Meist sind es Kurzverse, in Unterentersbach, Oberentersbach und teilweise
Oberharmersbach ausführliche Verse. In Zell am Harmersbach und Haslach
sagt man nur einen kurzen Heischespruch.

Damals, nach Einführung des Christentums, hat man wohl behutsam
und allmählich die heidnische Schlangenbeschwörung eingebettet in
christliche Segensformeln, aus dem heidnischen Zauberspruch, dem
Schlangenbann wurde eine Benediktion, ein Gebet. Der Schlangenbann
wurde zum Schlangensegen umgeformt. Nun konnten die Priester und ihre
Gläubigen mit sanktionierten Mitteln gegen das Ungeziefer vorgehen.

Dass die Verschmelzung oder Umwandlung nicht überall und zu allen
Zeiten reibungslos vonstatten ging, ersehen wir aus zwei Beispielen, die E.
H. Meyer in diesem Zusammenhang erwähnt: „Diese Sprüche werden mit
dem , Segen wider Schlangen und andere giftige Thier, daß sie nit schaden
können' gemeint sein, die der Freiburger Professor Lorichius in seinem
Aberglauben 1593 bekämpft."

Oder: „1611 untersagte das Landgebot des bayerischen Herzogs Maximilian
wider Aberglauben, Hexerei, Zauberei unter Anderem, die Schlangen
, Ratzen, Wurm und Ungeziefer zu bannen durch Beschwörungen und
andere Mittel."

Es war die Zeit, in der die Hexenverfolgung in vollem Gange war, und
da gehörte die Bekämpfung der Beschwörungen natürlich auch dazu.

In den ersten Jahrhunderten der Christianisierung jedoch stand man dieser
Art der Vertreibung des Ungeziefers viel unkomplizierter gegenüber.
Denken wir an den Hl.

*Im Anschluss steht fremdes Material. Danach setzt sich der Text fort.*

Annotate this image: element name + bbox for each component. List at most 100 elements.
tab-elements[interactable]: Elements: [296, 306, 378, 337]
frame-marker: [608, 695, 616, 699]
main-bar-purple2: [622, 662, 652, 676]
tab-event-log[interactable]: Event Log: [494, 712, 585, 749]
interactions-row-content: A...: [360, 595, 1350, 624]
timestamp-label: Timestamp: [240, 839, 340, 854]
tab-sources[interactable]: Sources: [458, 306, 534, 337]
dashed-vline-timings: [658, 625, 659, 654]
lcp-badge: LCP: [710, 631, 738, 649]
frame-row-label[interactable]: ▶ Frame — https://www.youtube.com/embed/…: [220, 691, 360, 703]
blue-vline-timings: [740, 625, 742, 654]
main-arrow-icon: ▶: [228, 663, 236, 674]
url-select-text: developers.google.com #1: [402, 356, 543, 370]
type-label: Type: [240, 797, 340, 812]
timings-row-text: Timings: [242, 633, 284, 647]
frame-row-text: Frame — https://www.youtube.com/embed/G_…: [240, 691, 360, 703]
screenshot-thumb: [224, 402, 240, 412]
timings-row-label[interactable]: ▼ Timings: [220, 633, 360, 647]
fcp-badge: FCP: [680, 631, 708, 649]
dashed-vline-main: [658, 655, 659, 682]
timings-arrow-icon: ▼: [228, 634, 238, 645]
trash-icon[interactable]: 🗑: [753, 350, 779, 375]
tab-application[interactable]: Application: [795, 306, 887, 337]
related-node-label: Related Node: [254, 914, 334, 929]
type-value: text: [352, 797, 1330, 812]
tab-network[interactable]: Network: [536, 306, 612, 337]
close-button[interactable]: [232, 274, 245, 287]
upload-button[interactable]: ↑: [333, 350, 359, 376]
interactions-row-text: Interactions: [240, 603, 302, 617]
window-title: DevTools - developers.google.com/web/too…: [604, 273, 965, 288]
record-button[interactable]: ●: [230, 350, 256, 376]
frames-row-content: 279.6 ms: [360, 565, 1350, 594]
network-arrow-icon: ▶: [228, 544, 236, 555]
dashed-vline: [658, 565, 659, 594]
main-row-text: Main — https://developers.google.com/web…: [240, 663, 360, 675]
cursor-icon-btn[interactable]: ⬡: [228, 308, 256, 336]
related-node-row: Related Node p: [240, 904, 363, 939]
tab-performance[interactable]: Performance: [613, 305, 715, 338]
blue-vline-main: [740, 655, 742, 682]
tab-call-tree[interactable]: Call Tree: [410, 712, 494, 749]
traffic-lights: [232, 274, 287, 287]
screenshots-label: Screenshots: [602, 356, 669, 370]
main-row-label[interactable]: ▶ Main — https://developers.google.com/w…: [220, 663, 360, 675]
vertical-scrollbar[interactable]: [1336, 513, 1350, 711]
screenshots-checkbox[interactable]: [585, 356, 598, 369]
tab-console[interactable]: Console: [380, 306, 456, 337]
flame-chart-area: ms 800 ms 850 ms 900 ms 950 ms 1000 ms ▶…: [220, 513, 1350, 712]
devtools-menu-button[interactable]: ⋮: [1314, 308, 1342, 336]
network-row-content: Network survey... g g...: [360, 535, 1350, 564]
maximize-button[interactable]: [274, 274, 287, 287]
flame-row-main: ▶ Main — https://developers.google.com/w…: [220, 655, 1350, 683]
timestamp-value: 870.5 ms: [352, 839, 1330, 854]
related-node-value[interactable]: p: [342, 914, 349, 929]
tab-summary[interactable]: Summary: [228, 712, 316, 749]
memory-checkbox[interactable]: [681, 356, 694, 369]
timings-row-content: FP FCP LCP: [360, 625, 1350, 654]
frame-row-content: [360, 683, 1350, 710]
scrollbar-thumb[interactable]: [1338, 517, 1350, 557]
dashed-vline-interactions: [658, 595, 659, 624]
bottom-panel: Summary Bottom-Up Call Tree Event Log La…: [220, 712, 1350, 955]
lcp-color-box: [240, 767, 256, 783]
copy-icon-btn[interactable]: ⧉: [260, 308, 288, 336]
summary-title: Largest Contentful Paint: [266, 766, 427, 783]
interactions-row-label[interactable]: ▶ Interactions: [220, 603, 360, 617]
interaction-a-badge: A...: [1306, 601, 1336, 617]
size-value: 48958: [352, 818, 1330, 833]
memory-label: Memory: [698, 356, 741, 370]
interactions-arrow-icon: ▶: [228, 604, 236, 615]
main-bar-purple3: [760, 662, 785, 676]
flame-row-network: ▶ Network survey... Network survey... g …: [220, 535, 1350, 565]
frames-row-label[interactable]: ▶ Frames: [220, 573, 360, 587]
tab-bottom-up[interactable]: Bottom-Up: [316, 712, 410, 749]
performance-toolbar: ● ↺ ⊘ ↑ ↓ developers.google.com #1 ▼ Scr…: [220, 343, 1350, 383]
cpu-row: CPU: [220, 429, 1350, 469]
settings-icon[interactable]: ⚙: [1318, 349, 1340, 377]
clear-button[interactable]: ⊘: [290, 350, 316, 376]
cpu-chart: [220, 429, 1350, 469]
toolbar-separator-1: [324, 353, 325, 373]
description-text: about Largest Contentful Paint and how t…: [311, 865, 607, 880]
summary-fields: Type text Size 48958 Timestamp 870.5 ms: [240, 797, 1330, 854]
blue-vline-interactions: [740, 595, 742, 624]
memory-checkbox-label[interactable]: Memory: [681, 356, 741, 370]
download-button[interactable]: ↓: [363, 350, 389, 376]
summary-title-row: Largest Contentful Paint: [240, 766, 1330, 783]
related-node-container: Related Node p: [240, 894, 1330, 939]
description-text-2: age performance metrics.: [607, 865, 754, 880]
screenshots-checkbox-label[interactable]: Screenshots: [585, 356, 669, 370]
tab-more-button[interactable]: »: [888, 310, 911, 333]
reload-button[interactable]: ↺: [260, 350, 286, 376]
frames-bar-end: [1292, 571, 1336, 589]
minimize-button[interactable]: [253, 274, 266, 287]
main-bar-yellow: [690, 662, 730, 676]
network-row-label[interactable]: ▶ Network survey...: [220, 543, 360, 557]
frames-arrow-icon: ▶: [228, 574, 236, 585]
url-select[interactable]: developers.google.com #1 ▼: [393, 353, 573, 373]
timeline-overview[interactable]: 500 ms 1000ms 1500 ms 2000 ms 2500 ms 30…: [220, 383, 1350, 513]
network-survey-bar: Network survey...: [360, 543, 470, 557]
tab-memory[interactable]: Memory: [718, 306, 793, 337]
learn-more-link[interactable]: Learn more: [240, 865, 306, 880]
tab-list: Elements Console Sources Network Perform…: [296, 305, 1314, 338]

Pirmin, der die Reichenau von Schlangen und Kröten
befreiten, indem er ein Kreuz aufrichtete, oder an den Hl. Patrik, der in
Irland und auf der Isle of Man die Schlangen vertrieb.

Auch noch Ende des 19. Jahrhunderts vertrieb man die Schlangen im
hinteren Attental bei Freiburg, wie E. H. Meyer berichtet. Einst, man sagt
vor ein paar hundert Jahren, gelobte der Bauer vom Henselerhof der
allerseligsten Jungfrau Maria eine Kapelle, um von der Schlangenplage
befreit zu werden. Wirklich blieben seit der Erbauung der Kapelle die
Schlangen fort. Zu Maria Lichtmess, am zweiten Februar, betet der Bauer
dort mit seinen Leuten nach dem Mittagessen drei Rosenkränze, dann
muss sein Kind oder, wenn das Kind noch zu klein ist, der Hofbauer
selbst dreimal eine Kette an der Berglehne ums Haus ziehen, um die
Schlangen abzuhalten.

Ob nun am 22. Februar, am Fest Petri Stuhlfeier oder am 2. Februar,
d. h. an Lichtmess oder am St. Gregorifest am 12. März, das Vertreiben von
Ungeziefer ist immer eingebettet in ein Gebet. Im Kinzigtal ist mit der Erfüllung
des alten Gelübdes immer noch das Beschenken der Kinder verbunden
. Es wird wohl keine lückenlose Aufklärung über dieses Kapitel geben
. Das meiste beruht auf mündlicher Überlieferung und auf dem Ergebnis
der Nachforschungen interessierter Volksschullehrer aus der Region.